Alexander Nübel ist aktuell noch vom FC Bayern an den VfB Stuttgart verliehen, seine Zukunft ist unsicher. Plant der Rekordmeister sogar eine radikale Maßnahme beim Torhüter?
2020 verpflichtete der FC Bayern Alexander Nübel ablösefrei von Schalke 04. Damals galt er als ein sehr großes Torwarttalent, das hinter Manuel Neuer aufgebaut werden sollte. Viel gespielt hat Nübel für Bayern bisher nicht, viermal lief er im Trikot des Rekordmeisters auf.
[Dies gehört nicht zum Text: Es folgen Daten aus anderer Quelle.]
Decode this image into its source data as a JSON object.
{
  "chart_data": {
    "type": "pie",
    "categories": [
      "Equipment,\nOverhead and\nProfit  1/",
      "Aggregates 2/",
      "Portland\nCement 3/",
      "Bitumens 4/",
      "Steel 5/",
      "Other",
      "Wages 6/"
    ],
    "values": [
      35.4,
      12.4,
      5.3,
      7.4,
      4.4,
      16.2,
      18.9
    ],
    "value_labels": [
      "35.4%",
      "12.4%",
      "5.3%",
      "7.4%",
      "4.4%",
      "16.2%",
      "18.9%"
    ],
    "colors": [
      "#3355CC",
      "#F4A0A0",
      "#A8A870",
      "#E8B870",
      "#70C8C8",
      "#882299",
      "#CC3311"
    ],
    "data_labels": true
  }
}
Stattdessen sollte er bei Leihstationen Spielpraxis sammeln. 97 Spiele absolvierte er für die AS Monaco, 120 mittlerweile für den VfB Stuttgart. Sein Arbeitgeber ist aber nach wie vor der FC Bayern, der während der Leihen einen größeren Teil des Gehalts des Spielers gezahlt hat.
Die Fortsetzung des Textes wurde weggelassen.